Malvern Show Gardens often suffer because of the early May timing: too late for spring flowers and too early for summer stuff. In recent years it has been even more difficult as the weather is never predictable here: last year it was very cold and everybody wore thick jackets and scarves. A couple of years ago it was the hottest place in the country and another year I remember standing up to my ankles in rainwater. It is a bit like playing weather roulette, but without the women in glamorous frocks.

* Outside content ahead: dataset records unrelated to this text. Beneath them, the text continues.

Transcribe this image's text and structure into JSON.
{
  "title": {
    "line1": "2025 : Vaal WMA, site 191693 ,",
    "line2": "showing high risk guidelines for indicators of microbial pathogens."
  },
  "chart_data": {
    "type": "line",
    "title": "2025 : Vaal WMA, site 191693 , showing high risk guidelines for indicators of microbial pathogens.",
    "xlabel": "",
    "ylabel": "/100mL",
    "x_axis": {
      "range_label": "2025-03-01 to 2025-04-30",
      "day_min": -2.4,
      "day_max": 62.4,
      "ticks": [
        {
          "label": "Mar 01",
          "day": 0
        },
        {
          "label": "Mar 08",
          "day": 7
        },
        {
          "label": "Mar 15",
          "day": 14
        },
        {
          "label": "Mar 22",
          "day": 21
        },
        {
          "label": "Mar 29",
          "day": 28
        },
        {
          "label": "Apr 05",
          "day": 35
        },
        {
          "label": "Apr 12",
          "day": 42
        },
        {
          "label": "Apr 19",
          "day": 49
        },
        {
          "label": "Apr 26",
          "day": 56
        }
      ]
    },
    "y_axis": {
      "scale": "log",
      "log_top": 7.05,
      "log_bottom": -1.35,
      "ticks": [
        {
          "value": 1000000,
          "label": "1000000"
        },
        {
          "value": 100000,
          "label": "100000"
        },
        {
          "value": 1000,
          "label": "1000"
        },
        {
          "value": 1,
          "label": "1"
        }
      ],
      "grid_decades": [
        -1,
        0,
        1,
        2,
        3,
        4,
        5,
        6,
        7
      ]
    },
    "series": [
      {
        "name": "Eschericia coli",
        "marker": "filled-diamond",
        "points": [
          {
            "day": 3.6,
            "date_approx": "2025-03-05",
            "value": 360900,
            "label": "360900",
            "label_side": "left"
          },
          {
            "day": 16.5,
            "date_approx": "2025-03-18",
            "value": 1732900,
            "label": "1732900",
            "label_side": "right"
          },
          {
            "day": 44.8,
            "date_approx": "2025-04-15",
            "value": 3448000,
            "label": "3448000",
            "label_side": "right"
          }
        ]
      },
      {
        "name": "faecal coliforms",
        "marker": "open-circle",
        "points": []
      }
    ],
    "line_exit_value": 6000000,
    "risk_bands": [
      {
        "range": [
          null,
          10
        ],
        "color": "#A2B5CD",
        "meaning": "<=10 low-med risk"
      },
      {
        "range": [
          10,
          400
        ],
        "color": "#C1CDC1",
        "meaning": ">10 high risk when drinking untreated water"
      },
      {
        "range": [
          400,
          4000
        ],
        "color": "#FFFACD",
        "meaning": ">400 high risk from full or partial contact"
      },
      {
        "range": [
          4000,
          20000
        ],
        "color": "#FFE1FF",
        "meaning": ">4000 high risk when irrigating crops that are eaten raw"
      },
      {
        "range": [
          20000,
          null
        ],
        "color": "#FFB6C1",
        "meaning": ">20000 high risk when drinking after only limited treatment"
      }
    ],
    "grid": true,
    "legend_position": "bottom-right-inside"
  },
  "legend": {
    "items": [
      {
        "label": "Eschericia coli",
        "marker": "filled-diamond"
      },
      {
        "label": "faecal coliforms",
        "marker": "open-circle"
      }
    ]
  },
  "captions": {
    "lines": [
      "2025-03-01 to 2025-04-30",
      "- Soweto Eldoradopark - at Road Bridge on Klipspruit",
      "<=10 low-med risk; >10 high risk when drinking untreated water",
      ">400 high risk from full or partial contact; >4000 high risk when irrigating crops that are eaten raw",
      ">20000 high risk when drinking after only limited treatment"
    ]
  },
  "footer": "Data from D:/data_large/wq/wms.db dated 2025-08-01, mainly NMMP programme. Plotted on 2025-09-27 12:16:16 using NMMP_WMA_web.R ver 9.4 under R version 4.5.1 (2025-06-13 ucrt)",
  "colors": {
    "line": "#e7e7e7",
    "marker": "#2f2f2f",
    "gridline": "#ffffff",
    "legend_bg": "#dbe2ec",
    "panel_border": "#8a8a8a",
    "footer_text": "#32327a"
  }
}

In a way all this gentle uncertainty is a good thing because the choice of plants for each show is often a bit predictable: unsurprisingly as they are always at the same time of year. you know that you will see irises and alliums at Chelsea, roses at Hampton Court and echinacea at Tatton Park. This year it is all up or grabs: there may even be a flowering Verbena bonariensis at Chelsea. I did suggest, a few years ago, that the RHS moved Chelsea to September – just so we could see some new plants – but the idea went down like a lead balloon.
It all kicks off this week. The Malvern show runs from Thursday to Sunday and tickets are available. As an added incentive (of sorts) I am in the theatre there talking to a varied and exciting lineup of guests including Matthew Wilson, Joe Swift, Chris Beardshaw and Mike Dilger (from the One Show) We have authors (Mark Diacono, Lia Leendertz, Anne Wareham and Martyn Cox) and on Friday an interview with Sue Biggs, the Director General of the RHS. If you are a member then come along and find out about the way your society works and in which direction it is heading.
But an even better reason to come, even if you have been before, is that we are almost certain to see plants we do not usually see and the best thing about any flower show has to be: the flowers!